Investir dans le peuplier : l’arbre qui rembourse en une génération

investir dans le peuplier

Peu d’essences forestières tiennent cette promesse. Investir dans le peuplier, c’est planter un arbre et récolter sa valeur de son vivant. Le chêne se plante pour ses petits-enfants. Le peuplier se plante pour soi.

Un cycle de plantation qui tient dans une carrière

Le peuplier atteint sa maturité d’exploitation en 15 à 20 ans selon le cultivar et la station. Sa croissance atteint 12 à 15 m3 par hectare et par an. Elle dépasse presque toutes les autres essences françaises.

À titre de comparaison, le frêne et l’aulne demandent 40 à 60 ans. Le hêtre et le chêne dépassent 80 ans.
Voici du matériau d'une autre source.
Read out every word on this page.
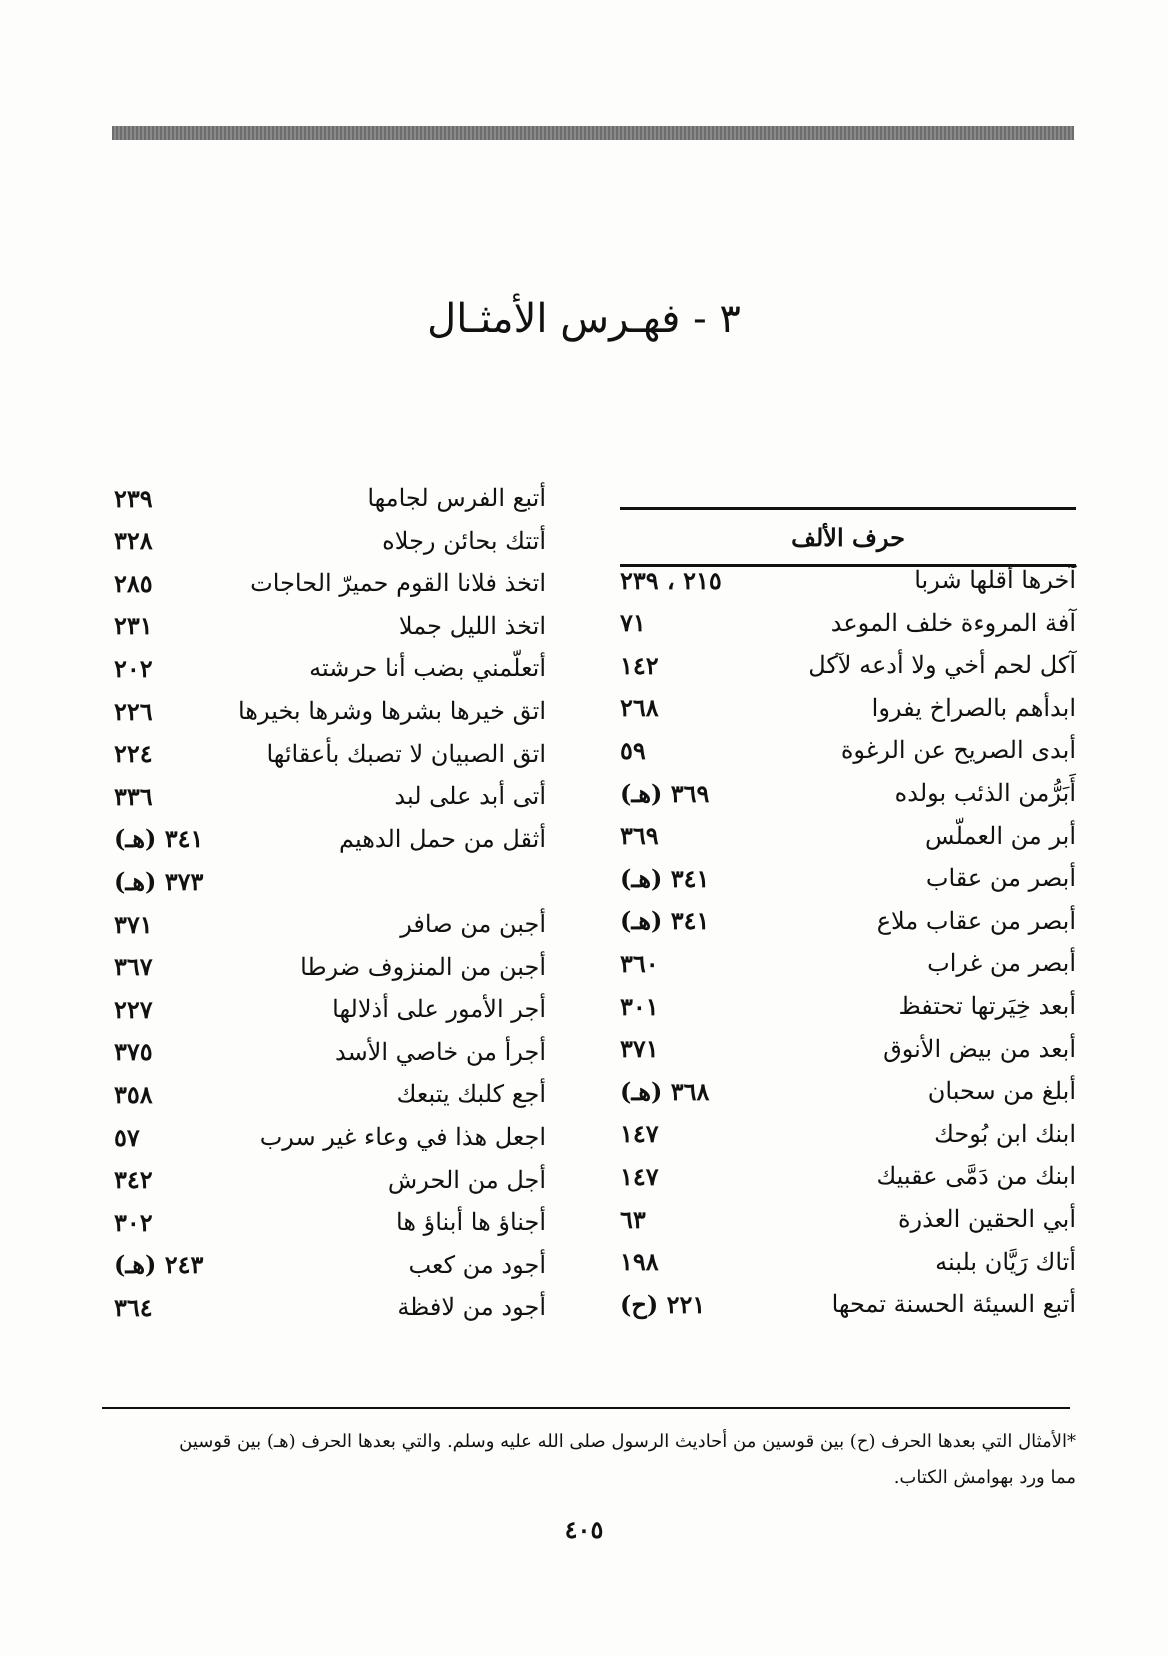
٣ - فهـرس الأمثـال
حرف الألف
آخرها أقلها شربا
٢١٥ ، ٢٣٩
آفة المروءة خلف الموعد
٧١
آكل لحم أخي ولا أدعه لآكل
١٤٢
ابدأهم بالصراخ يفروا
٢٦٨
أبدى الصريح عن الرغوة
٥٩
أَبَرُّمن الذئب بولده
٣٦٩ (هـ)
أبر من العملّس
٣٦٩
أبصر من عقاب
٣٤١ (هـ)
أبصر من عقاب ملاع
٣٤١ (هـ)
أبصر من غراب
٣٦٠
أبعد خِيَرتها تحتفظ
٣٠١
أبعد من بيض الأنوق
٣٧١
أبلغ من سحبان
٣٦٨ (هـ)
ابنك ابن بُوحك
١٤٧
ابنك من دَمَّى عقبيك
١٤٧
أبي الحقين العذرة
٦٣
أتاك رَيَّان بلبنه
١٩٨
أتبع السيئة الحسنة تمحها
٢٢١ (ح)
أتبع الفرس لجامها
٢٣٩
أتتك بحائن رجلاه
٣٢٨
اتخذ فلانا القوم حميرّ الحاجات
٢٨٥
اتخذ الليل جملا
٢٣١
أتعلّمني بضب أنا حرشته
٢٠٢
اتق خيرها بشرها وشرها بخيرها
٢٢٦
اتق الصبيان لا تصبك بأعقائها
٢٢٤
أتى أبد على لبد
٣٣٦
أثقل من حمل الدهيم
٣٤١ (هـ)
٣٧٣ (هـ)
أجبن من صافر
٣٧١
أجبن من المنزوف ضرطا
٣٦٧
أجر الأمور على أذلالها
٢٢٧
أجرأ من خاصي الأسد
٣٧٥
أجع كلبك يتبعك
٣٥٨
اجعل هذا في وعاء غير سرب
٥٧
أجل من الحرش
٣٤٢
أجناؤ ها أبناؤ ها
٣٠٢
أجود من كعب
٢٤٣ (هـ)
أجود من لافظة
٣٦٤
*الأمثال التي بعدها الحرف (ح) بين قوسين من أحاديث الرسول صلى الله عليه وسلم. والتي بعدها الحرف (هـ) بين قوسين مما ورد بهوامش الكتاب.
٤٠٥
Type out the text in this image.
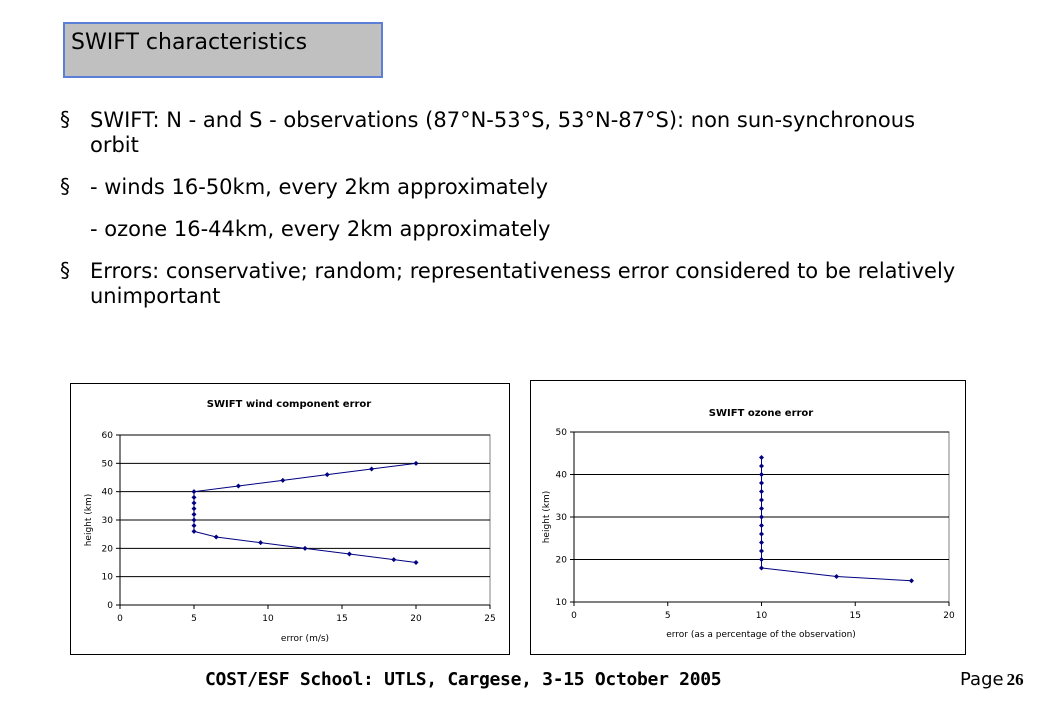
SWIFT characteristics
§ SWIFT: N - and S - observations (87°N-53°S, 53°N-87°S): non sun-synchronous orbit
§ - winds 16-50km, every 2km approximately
- ozone 16-44km, every 2km approximately
§ Errors: conservative; random; representativeness error considered to be relatively unimportant
SWIFT wind component error
0
10
20
30
40
50
60
0	5	10	15	20	25
error (m/s)
height (km)
SWIFT ozone error
10
20
30
40
50
0	5	10	15	20
error (as a percentage of the observation)
height (km)
COST/ESF School: UTLS, Cargese, 3-15 October 2005	Page 26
Cette rapidité change la nature de la décision d’investissement. Le propriétaire plante et récolte dans le même cycle de vie.

Autre atout du peuplier : la densité de plantation est égale à la densité de récolte. Ce n’est pas le cas des autres boisements, plantés denses puis éclaircis. L’itinéraire technique reste donc connu et reproductible d’une parcelle à l’autre. C’est un vrai facteur de maîtrise du risque, souvent méconnu des propriétaires forestiers.

Une essence stratégique pour une industrie en tension

La France est le premier producteur européen de peuplier. Elle occupe le troisième rang mondial en surface plantée, derrière le Canada et la Chine. Le pays compte environ 210 000 hectares de peupleraies, pour 30 millions de mètres cubes de bois sur pied.

Le peuplier ne représente que 1,8 % de la surface feuillue française. Mais il fournit 24,8 % de la récolte feuillue nationale. C’est la deuxième essence feuillue récoltée, juste après le chêne.

Cette ressource se raréfie pourtant, au moment même où la demande industrielle progresse. Entre 1996 et 2014, la surface plantée chaque année en France est passée de 11 500 à 3 000 hectares. Elle est ensuite remontée à 5 000 hectares en 2021, sans compenser le retard accumulé.

Le Conseil National du Peuplier anticipe donc un déficit de 300 000 à 650 000 mètres cubes d’ici 2025. Ce déficit pourrait durer jusqu’au début des années 2030. Dans le même temps, plusieurs usines se sont installées au cœur des bassins de production. Leur consommation cumulée est estimée à 500 000 mètres cubes par an, soit environ 35 % de la récolte nationale actuelle.

Cette tension se lit déjà dans les prix. Un bois blanc valait environ 50 euros le mètre cube sur pied en 2015. Il dépassait 100 euros au troisième trimestre 2022. Depuis 2023, le marché marque une pause. La construction ralentit, et un acheteur majeur du Sud-Ouest a réduit ses achats.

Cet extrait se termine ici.